Individuelle Schaumweine
Text: Patricia Bröhm
Das alte Haus an der Place Baranim Winzerdorf Ambonnay südlich von Reims sieht mit den hölzernen Klappläden und den roten Geranien vor den Fenstern urgemütlich aus, im Hof parkt ein himmelblauer 2CV-Lieferwagen, Baujahr 1974. Fehlt nur noch, dass ein betagter Herr mit Baskenmütze auf der Bank vor dem Haus säße. Doch weit gefehlt: Hier wohnt ein junger Querdenker; das Weingut, das er in fünfter Generation führt, hat er gründlich umgekrempelt. Benoît Marguet macht so ziemlich alles anders als die Generation seiner Eltern. Chemie verbannte er aus seinen Weinbergen, er beugt Schädlingen und Krankheiten lieber mit Milch, Bienenharz oder einem Extrakt aus Grapefruitkernen vor. Auch den Traktor schaffte er ab, alle Arbeiten zwischen den Rebzeilen verrichtet er mit seinen Pferden Tristan und Urban. „Die Böden sind unser größtes Kapital“, sagt er, „Pferdehufe verletzen sie nicht.“ Der Öko-Rebell aus Ambonnay zählt zu jenen jungen Winzern, die in der Champagne seit einigen Jahren Aufsehen erregen. Den Markenprodukten der großen Häuser setzen sie ein ganz neues Weinprofil entgegen: Winzerchampagner mit Persönlichkeit.
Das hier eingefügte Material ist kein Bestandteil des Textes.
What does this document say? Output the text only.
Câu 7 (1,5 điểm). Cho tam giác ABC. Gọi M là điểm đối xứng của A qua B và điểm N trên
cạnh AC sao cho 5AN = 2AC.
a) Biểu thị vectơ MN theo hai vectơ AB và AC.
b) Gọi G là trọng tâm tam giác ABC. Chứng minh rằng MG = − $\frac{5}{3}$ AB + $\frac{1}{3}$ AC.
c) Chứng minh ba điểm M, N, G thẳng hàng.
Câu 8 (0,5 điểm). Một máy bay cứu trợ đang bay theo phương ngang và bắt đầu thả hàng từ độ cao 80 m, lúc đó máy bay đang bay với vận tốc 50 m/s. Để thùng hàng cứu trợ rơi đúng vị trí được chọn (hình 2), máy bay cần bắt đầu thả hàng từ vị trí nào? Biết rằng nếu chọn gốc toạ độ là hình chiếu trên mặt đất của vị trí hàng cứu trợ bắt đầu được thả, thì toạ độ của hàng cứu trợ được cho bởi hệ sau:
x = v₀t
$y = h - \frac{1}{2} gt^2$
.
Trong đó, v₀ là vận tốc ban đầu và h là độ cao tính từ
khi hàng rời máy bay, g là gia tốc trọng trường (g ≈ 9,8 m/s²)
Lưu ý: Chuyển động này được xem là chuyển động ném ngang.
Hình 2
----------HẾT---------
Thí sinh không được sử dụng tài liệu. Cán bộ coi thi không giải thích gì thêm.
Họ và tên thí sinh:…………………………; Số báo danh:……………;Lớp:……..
Zu den Pionieren, die vormachten, dass jenseits der Platzhirsche eine andere, faszinierende Weinwelt liegt, zählten Häuser wie Jacques Selosse, Egly-Ouriet oder Jacquesson. Von den rund 15 000 Winzern der Champagne baut jeder dritte heute seine Weine selbst aus und vermarktet sie unter eigenem Namen. Immer mehr Produzenten entscheiden sich dabei für biologische oder biodynamische Methoden – auch wenn die eigene Familie nicht mitzieht.
Der Öko-Rebell aus Ambonnay zählt zu jenen jungen Winzern, die in der Champagne seit einigen Jahren Aufsehen erregen
Benoît Marguets Eltern waren misstrauisch, als er 2009 das Gut auf biodynamischen Anbau umstellte. Er wollte „auf die Natur hören, statt ihr meinen Willen aufzuzwingen“. Im Herbst, wenn die Zeit der Lese kommt, geht er täglich frühmorgens in die Weinberge, um sich in die Reben „einzufühlen“. Den Erntezeitpunkt bestimmt er nicht mit technischen Mitteln, sondern intuitiv: „Ich betrachte meine Reben als lebendige Wesen, mit denen man kommunizieren kann.“ Die skeptischen Eltern machten zur Bedingung, zwei Hektar Grand-Cru-Lagen in Ambonnay und Bouzy, die zum Besten zählen, was die Champagne bietet, an Krug zu verpachten, als Lebensversicherung sozusagen. Der Sohn aber ist überzeugt, dem prächtigen Terroir mit seinen Methoden am besten gerecht zu werden, und seine Weine bestätigen ihn. Sie wirken lebendig, von großer innerer Harmonie. Der Blanc de Noirs aus 100 Prozent Pinot noir hat Kraft und Finesse, es ist ein Champagner von extremer Reinheit, ohne jede Schwere und mit allerfeinster Perlage, auch das ein Markenzeichen der Marguet-Weine. Im Keller baut Marguet die Weine nach Parzellen aus, er verzichtet auf Reinzuchthefen und auch weitgehend auf Sulfite. So entstehen Champagner, die den Charakter ihrer großartigen Lagen unverfälscht zum Ausdruck bringen wie der Les Bermonts aus 1952 gepflanzten Chardonnay-Reben, ein Wein von enormer Spannung und Subtilität, oder der sehr präzise „Elements“, eine fruchtig-mineralische Cuvée aus Pinot noir und Chardonnay. Es ist ein ganz neuer, oft mutiger Stil, der da aus der so traditionsreichen Champagne kommt und sich auch in Deutschland einen festen Platz auf guten Weinkarten und im Sortiment engagierter Händler erobert hat. Die jungen Winzer machen es sich nicht leicht, denn zu den ideologischen Barrieren kommen finanzielle: Ein Hektar Weinberg kostet heute im grünen Hügelland um Reims ab eine Million Euro, in begehrten Grand-Cru-Lagen wie Bouzy bis zu zwei Millionen. Das ist einer der Gründe dafür, dass seit ein paar Jahren Winzerchampagner von der Côte des Bar im Departement Aube einen Aufschwung erleben – dort ist Rebland noch erschwinglicher.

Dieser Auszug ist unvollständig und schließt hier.